Buone notizie sul fronte della lotta alla dislessia e agli altri deficit di acquisizione del linguaggio: i risultati di uno studio elaborato recentemente hanno dimostrato come già a partire dalla 27esima settimana di gestazione il feto sia in grado di percepire i suoni provenienti dall’esterno e di riconoscerli una volta fuori dall’utero.
La ricerca aprirebbe il campo a nuove opportunità di prevenzione e trattamento dei problemi del linguaggio.
L’esperimento è stato diretto da Eino Partanen, ricercatore dell’Istituto di Scienze Comportamentali dell’Università di Helsinki, che ha contato sull’appoggio di una squadra di collaboratori provenienti da istituti finlandesi, olandesi e danesi.
Ecco come si è svolto lo studio: il pool di ricercatori ha selezionato un gruppo di 33 donne in stato di gravidanza (a partire dalla ventinovesima settimana di gestazione) e le ha esposte alla registrazione di un suono ripetuto diverse volte.
Il suono era la “pseudoparola” tatata, insieme ad alcune sue variazioni.
Una volta venuti al mondo, i figli delle 33 madri sono stati esposti a quello stesso suono mentre gli scienziati ne osservavano le “risposte neurali” per mezzo di un elettroencefalogramma.
Lo stesso procedimento è stato applicato ad un secondo gruppo di bambini che non erano stati esposti alla registrazione in utero.
Le variazioni nei tracciati encefalografici hanno indicato che i bambini del primo gruppo riconoscevano il suono precedentemente ascoltato nel ventre materno, mentre quelli del secondo gruppo no.

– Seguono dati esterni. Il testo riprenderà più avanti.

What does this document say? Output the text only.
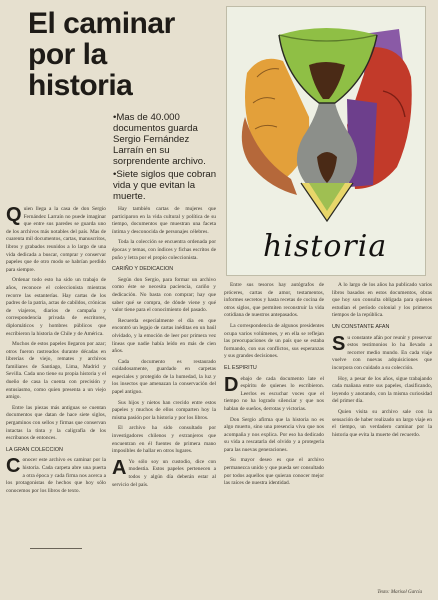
El caminar
por la
historia

•Mas de 40.000 documentos guarda Sergio Fernández Larraín en su sorprendente archivo.

•Siete siglos que cobran vida y que evitan la muerte.

historia

Quien llega a la casa de don Sergio Fernández Larraín no puede imaginar que entre sus paredes se guarda uno de los archivos más notables del país. Mas de cuarenta mil documentos, cartas, manuscritos, libros y grabados reunidos a lo largo de una vida dedicada a buscar, comprar y conservar papeles que de otro modo se habrían perdido para siempre.

Ordenar todo esto ha sido un trabajo de años, reconoce el coleccionista mientras recorre las estanterías. Hay cartas de los padres de la patria, actas de cabildos, crónicas de viajeros, diarios de campaña y correspondencia privada de escritores, diplomáticos y hombres públicos que escribieron la historia de Chile y de América.

Muchos de estos papeles llegaron por azar; otros fueron rastreados durante décadas en librerías de viejo, remates y archivos familiares de Santiago, Lima, Madrid y Sevilla. Cada uno tiene su propia historia y el dueño de casa la cuenta con precisión y entusiasmo, como quien presenta a un viejo amigo.

Entre las piezas más antiguas se cuentan documentos que datan de hace siete siglos, pergaminos con sellos y firmas que conservan intactas la tinta y la caligrafía de los escribanos de entonces.

LA GRAN COLECCION

Conocer este archivo es caminar por la historia. Cada carpeta abre una puerta a otra época y cada firma nos acerca a los protagonistas de hechos que hoy sólo conocemos por los libros de texto.

Hay también cartas de mujeres que participaron en la vida cultural y política de su tiempo, documentos que muestran una faceta íntima y desconocida de personajes célebres.

Toda la colección se encuentra ordenada por épocas y temas, con índices y fichas escritos de puño y letra por el propio coleccionista.

CARIÑO Y DEDICACION

Según don Sergio, para formar un archivo como éste se necesita paciencia, cariño y dedicación. No basta con comprar; hay que saber qué se compra, de dónde viene y qué valor tiene para el conocimiento del pasado.

Recuerda especialmente el día en que encontró un legajo de cartas inéditas en un baúl olvidado, y la emoción de leer por primera vez líneas que nadie había leído en más de cien años.

Cada documento es restaurado cuidadosamente, guardado en carpetas especiales y protegido de la humedad, la luz y los insectos que amenazan la conservación del papel antiguo.

Sus hijos y nietos han crecido entre estos papeles y muchos de ellos comparten hoy la misma pasión por la historia y por los libros.

El archivo ha sido consultado por investigadores chilenos y extranjeros que encuentran en él fuentes de primera mano imposibles de hallar en otros lugares.

A Yo sólo soy un custodio, dice con modestia. Estos papeles pertenecen a todos y algún día deberán estar al servicio del país.

Entre sus tesoros hay autógrafos de próceres, cartas de amor, testamentos, informes secretos y hasta recetas de cocina de otros siglos, que permiten reconstruir la vida cotidiana de nuestros antepasados.

La correspondencia de algunos presidentes ocupa varios volúmenes, y en ella se reflejan las preocupaciones de un país que se estaba formando, con sus conflictos, sus esperanzas y sus grandes decisiones.

EL ESPIRITU

Debajo de cada documento late el espíritu de quienes lo escribieron. Leerlos es escuchar voces que el tiempo no ha logrado silenciar y que nos hablan de sueños, derrotas y victorias.

Don Sergio afirma que la historia no es algo muerto, sino una presencia viva que nos acompaña y nos explica. Por eso ha dedicado su vida a rescatarla del olvido y a protegerla para las nuevas generaciones.

Su mayor deseo es que el archivo permanezca unido y que pueda ser consultado por todos aquellos que quieran conocer mejor las raíces de nuestra identidad.

A lo largo de los años ha publicado varios libros basados en estos documentos, obras que hoy son consulta obligada para quienes estudian el período colonial y los primeros tiempos de la república.

UN CONSTANTE AFAN

Su constante afán por reunir y preservar estos testimonios lo ha llevado a recorrer medio mundo. En cada viaje vuelve con nuevas adquisiciones que incorpora con cuidado a su colección.

Hoy, a pesar de los años, sigue trabajando cada mañana entre sus papeles, clasificando, leyendo y anotando, con la misma curiosidad del primer día.

Quien visita su archivo sale con la sensación de haber realizado un largo viaje en el tiempo, un verdadero caminar por la historia que evita la muerte del recuerdo.

Texto: Marisol García
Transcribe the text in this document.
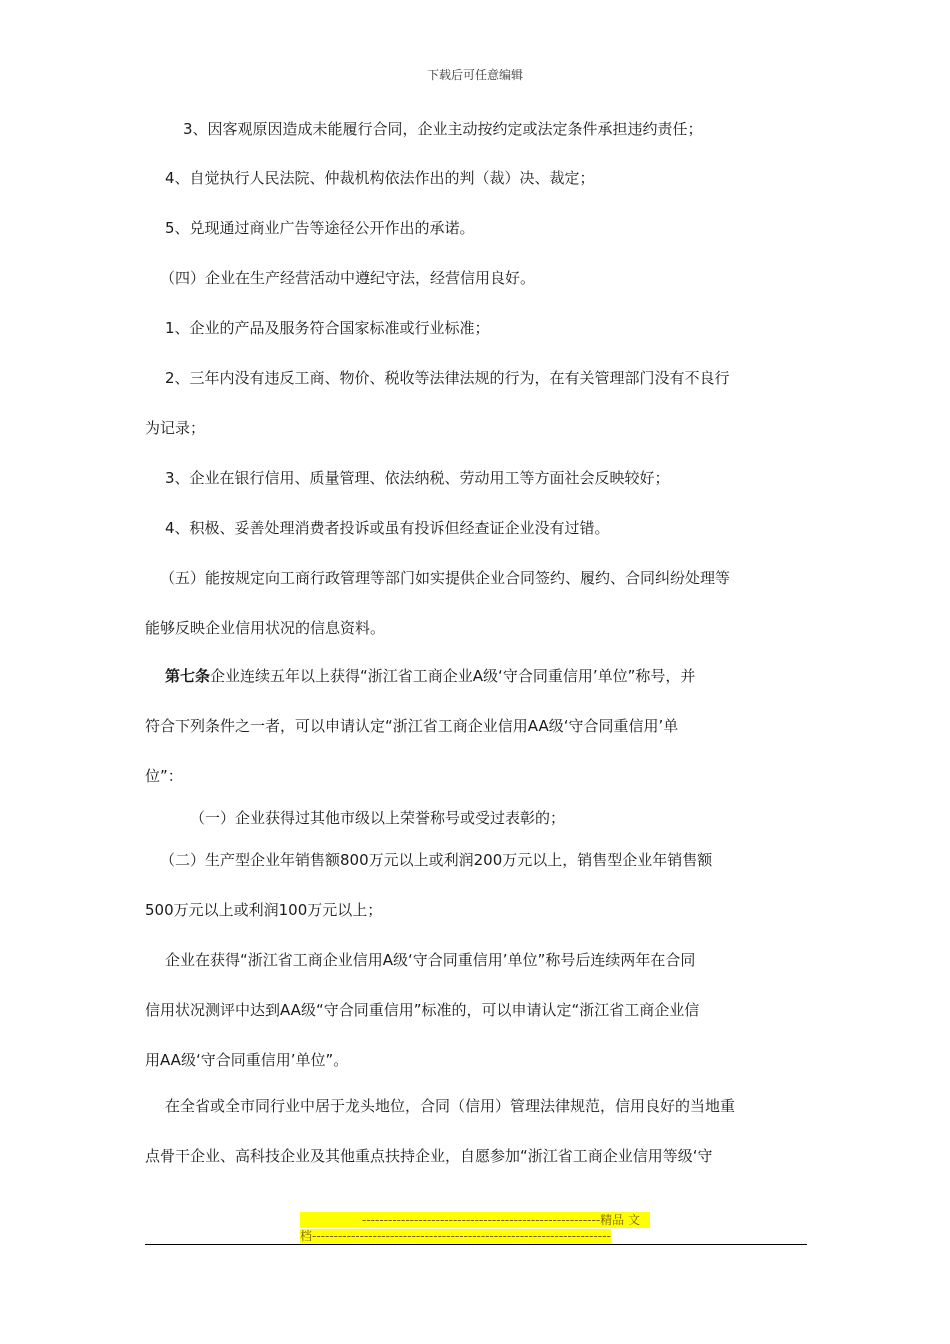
下载后可任意编辑
3、因客观原因造成未能履行合同，企业主动按约定或法定条件承担违约责任；
4、自觉执行人民法院、仲裁机构依法作出的判（裁）决、裁定；
5、兑现通过商业广告等途径公开作出的承诺。
（四）企业在生产经营活动中遵纪守法，经营信用良好。
1、企业的产品及服务符合国家标准或行业标准；
2、三年内没有违反工商、物价、税收等法律法规的行为，在有关管理部门没有不良行
为记录；
3、企业在银行信用、质量管理、依法纳税、劳动用工等方面社会反映较好；
4、积极、妥善处理消费者投诉或虽有投诉但经查证企业没有过错。
（五）能按规定向工商行政管理等部门如实提供企业合同签约、履约、合同纠纷处理等
能够反映企业信用状况的信息资料。
第七条企业连续五年以上获得“浙江省工商企业A级‘守合同重信用’单位”称号，并
符合下列条件之一者，可以申请认定“浙江省工商企业信用AA级‘守合同重信用’单
位”：
（一）企业获得过其他市级以上荣誉称号或受过表彰的；
（二）生产型企业年销售额800万元以上或利润200万元以上，销售型企业年销售额
500万元以上或利润100万元以上；
企业在获得“浙江省工商企业信用A级‘守合同重信用’单位”称号后连续两年在合同
信用状况测评中达到AA级“守合同重信用”标准的，可以申请认定“浙江省工商企业信
用AA级‘守合同重信用’单位”。
在全省或全市同行业中居于龙头地位，合同（信用）管理法律规范，信用良好的当地重
点骨干企业、高科技企业及其他重点扶持企业，自愿参加“浙江省工商企业信用等级‘守
-------------------------------------------------------精品 文
档---------------------------------------------------------------------
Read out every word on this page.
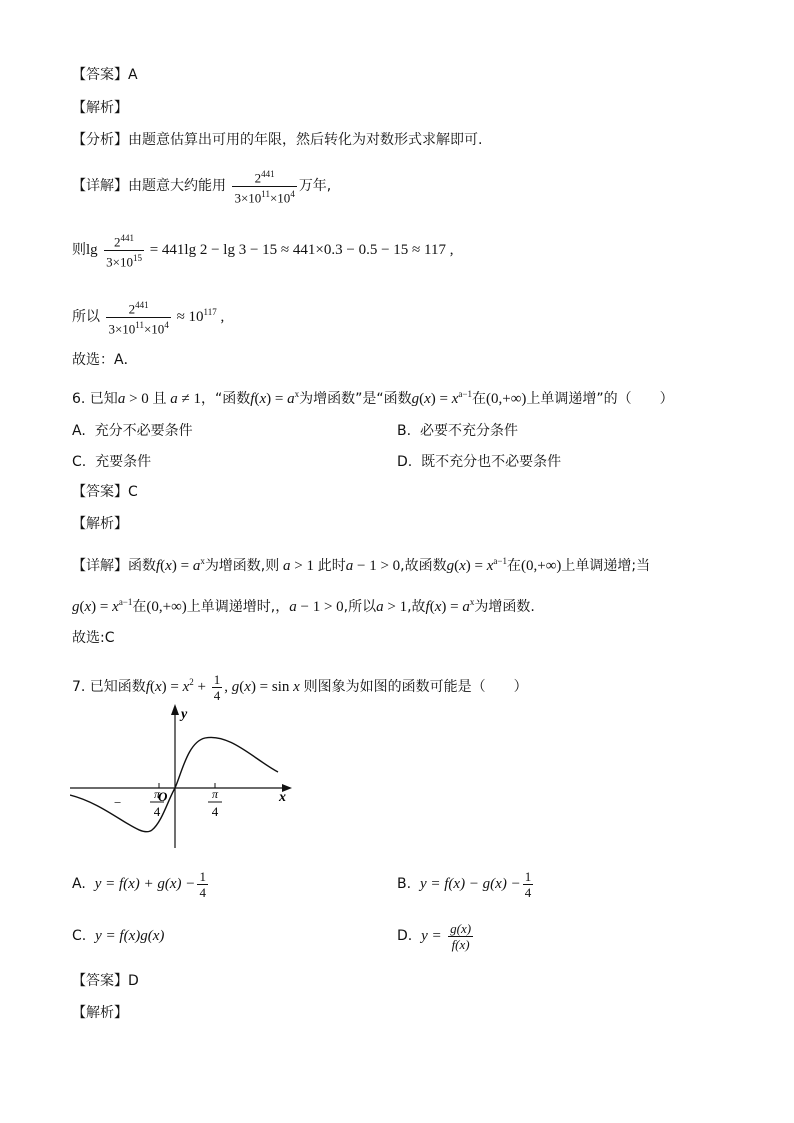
【答案】A
【解析】
【分析】由题意估算出可用的年限，然后转化为对数形式求解即可.
【详解】由题意大约能用 $\frac{2^{441}}{3\times 10^{11}\times 10^4}$ 万年,
则$\lg \frac{2^{441}}{3\times 10^{15}} = 441\lg$ 2 − lg 3 − 15 ≈ 441×0.3 − 0.5 − 15 ≈ 117 ,
所以 $\frac{2^{441}}{3\times 10^{11}\times 10^4} \approx 10^{117}$ ,
故选：A．
6. 已知a > 0 且 a ≠ 1，“函数$f(x) = a^x$为增函数”是“函数$g(x) = x^{a-1}$在(0,+∞)上单调递增”的（　　）
A. 充分不必要条件	B. 必要不充分条件
C. 充要条件	D. 既不充分也不必要条件
【答案】C
【解析】
【详解】函数$f(x) = a^x$为增函数,则 a > 1 此时a − 1 > 0,故函数$g(x) = x^{a-1}$在(0,+∞)上单调递增;当
$g(x) = x^{a-1}$在(0,+∞)上单调递增时,，a − 1 > 0,所以a > 1,故$f(x) = a^x$为增函数.
故选:C
7. 已知函数$f(x) = x^2 + \frac{1}{4}$ , g(x) = sin x 则图象为如图的函数可能是（　　）
y
x
O
−
π
4
π
4
A. $y = f(x) + g(x) - \frac{1}{4}$	B. $y = f(x) - g(x) - \frac{1}{4}$
C. y = f(x)g(x)	D. $y = \frac{g(x)}{f(x)}$
【答案】D
【解析】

I risultati sono stati pubblicati sui “Proceedings of the National Academy of Sciences”, o PNAS, la rivista scientifica ufficiale dell’Accademia Nazionale delle Scienze statunitense ed hanno generato interesse ed entusiasmo all’interno della comunità scientifica.
Infatti, a detta dei ricercatori, questa scoperta potrebbe aprire le porte a nuove idee per la prevenzione e la cura dei deficit di linguaggio come la dislessia.